The Bangladesh Garments Accessories and Packaging Manufacturers and Exporters Association has sought a level-playing field for both tariff and non-tariff-bonded establishments and a three-year import availability period for the accessories sector.
It sought reduction in tax from 1 per cent to 0.25 per cent and a fixed tax rate for at least five years.
These zones, often managed by government authorities, offer certain benefits like tax breaks and simplified customs procedures. Businesses operating in these zones are considered bonded establishments.
A three-year import availability period for the accessories sector would allow manufacturers to manage their raw material needs more effectively and avoid delays caused by slow audits, which can be a particular issue for non-tariff bonded establishments, it said.
The demands were part of the association’s budget proposals for fiscal 2024-25.
The association proposed that the tax on their products be reduced from 1 per cent now to 0.25 per cent, in line with earlier government initiatives to encourage exports.

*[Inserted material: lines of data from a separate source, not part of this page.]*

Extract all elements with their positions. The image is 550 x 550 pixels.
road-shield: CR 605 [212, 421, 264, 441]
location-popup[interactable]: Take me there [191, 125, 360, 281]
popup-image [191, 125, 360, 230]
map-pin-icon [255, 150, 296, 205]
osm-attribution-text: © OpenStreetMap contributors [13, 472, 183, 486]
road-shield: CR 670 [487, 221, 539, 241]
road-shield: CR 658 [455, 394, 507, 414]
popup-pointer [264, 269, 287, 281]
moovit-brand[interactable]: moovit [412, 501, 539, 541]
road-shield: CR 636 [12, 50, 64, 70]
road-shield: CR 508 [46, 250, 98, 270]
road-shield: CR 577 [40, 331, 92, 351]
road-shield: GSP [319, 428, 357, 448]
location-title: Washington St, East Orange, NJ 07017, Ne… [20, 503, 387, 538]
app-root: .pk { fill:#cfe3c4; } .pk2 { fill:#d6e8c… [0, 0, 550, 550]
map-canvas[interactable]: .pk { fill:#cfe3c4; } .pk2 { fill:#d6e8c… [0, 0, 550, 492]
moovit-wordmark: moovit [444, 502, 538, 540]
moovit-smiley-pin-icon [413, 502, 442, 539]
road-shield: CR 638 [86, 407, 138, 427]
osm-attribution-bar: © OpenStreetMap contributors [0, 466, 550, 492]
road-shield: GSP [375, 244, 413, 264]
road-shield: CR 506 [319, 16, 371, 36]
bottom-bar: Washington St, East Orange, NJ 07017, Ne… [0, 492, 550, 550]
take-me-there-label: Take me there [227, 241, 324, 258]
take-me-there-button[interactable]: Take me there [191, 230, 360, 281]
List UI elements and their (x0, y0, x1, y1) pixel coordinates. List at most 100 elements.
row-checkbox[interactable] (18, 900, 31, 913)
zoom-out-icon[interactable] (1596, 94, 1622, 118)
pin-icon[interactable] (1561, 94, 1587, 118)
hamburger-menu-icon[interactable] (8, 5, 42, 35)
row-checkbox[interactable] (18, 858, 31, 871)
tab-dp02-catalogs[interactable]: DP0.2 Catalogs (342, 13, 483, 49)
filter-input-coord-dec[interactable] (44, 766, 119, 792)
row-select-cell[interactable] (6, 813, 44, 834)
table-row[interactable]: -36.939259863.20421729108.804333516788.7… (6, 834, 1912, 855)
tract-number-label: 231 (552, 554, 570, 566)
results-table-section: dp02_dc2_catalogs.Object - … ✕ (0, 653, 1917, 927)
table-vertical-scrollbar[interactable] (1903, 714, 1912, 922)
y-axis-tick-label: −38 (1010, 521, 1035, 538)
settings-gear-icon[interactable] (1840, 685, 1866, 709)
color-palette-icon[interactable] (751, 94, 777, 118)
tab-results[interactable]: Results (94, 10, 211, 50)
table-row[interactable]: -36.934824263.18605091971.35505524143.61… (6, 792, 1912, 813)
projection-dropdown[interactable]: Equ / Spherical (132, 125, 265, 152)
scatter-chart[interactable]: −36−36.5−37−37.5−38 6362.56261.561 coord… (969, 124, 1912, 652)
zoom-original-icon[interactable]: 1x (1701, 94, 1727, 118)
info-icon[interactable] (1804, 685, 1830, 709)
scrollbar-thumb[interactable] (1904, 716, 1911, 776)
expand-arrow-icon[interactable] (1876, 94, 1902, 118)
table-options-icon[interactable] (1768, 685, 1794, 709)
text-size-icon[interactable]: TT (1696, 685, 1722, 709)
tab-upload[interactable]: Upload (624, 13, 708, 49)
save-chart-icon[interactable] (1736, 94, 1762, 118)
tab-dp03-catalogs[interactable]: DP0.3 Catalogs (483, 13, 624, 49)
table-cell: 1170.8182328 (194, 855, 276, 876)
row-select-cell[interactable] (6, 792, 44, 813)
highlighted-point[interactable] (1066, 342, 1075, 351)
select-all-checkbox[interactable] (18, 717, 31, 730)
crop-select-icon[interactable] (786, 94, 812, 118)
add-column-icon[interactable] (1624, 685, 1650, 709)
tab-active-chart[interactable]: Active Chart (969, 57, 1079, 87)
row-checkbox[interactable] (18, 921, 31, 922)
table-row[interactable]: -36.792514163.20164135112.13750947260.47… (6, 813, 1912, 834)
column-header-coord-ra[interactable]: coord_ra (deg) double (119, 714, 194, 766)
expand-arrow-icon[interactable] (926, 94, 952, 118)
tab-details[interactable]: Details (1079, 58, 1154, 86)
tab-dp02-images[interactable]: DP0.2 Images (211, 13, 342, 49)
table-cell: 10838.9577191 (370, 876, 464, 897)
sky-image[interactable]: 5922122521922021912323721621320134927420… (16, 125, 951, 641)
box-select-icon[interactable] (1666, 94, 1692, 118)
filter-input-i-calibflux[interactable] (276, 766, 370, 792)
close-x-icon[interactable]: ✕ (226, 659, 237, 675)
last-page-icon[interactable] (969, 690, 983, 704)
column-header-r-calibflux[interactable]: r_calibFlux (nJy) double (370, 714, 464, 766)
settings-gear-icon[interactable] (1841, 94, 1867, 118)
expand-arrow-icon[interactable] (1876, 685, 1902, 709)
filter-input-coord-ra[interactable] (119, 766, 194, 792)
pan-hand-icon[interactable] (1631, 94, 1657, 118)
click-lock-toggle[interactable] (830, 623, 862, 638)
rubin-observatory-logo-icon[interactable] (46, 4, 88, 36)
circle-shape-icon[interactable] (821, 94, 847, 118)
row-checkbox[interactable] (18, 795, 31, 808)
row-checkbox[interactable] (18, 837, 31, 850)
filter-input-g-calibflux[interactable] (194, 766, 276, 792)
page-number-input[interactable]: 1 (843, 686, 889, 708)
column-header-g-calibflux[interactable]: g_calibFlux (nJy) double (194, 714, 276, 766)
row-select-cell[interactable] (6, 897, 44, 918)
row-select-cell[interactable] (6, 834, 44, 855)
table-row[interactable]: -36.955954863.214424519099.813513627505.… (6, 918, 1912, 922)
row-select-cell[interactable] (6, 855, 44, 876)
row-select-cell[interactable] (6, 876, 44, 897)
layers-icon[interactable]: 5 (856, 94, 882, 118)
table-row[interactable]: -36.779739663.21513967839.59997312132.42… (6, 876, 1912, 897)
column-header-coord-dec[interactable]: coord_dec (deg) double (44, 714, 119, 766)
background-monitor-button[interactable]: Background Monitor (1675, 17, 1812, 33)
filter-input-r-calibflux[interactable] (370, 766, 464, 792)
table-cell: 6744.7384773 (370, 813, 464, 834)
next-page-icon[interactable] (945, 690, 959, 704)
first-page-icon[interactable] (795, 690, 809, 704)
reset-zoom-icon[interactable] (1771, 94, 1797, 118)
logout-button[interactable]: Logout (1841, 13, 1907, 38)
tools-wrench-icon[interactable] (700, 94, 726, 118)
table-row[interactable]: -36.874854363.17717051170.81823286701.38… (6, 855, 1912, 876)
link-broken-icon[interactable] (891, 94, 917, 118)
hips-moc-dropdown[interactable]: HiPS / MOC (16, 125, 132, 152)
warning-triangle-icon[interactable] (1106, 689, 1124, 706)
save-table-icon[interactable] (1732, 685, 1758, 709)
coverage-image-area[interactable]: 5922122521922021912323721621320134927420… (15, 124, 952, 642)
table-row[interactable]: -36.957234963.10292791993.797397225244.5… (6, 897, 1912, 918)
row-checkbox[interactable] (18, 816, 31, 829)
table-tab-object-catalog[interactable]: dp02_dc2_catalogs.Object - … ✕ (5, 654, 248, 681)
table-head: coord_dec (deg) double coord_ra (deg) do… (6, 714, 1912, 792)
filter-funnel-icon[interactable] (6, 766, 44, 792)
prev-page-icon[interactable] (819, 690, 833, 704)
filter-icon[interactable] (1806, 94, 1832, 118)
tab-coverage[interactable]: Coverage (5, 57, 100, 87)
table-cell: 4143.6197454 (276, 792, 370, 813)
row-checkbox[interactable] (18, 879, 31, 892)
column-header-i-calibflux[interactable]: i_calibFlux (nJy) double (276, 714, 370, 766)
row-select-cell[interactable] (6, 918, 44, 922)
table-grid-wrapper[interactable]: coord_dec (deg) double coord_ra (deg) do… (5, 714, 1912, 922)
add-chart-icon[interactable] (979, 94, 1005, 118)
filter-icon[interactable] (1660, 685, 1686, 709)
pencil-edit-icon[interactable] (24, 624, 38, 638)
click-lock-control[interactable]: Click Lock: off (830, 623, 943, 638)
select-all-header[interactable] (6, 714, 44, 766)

It also sought a fixed tax rate for at least five years, domestic media outlets reported.
The association urged the government to eliminate the requirement for bank guarantees on imported goods, which can be a financial burden and cause delays.
It also proposed the exclusion of all local purchases made by export-oriented industries from the existing 15-per cent value-added tax to reduce production costs and a ban on the import of finished garment accessories and packaging products under bond.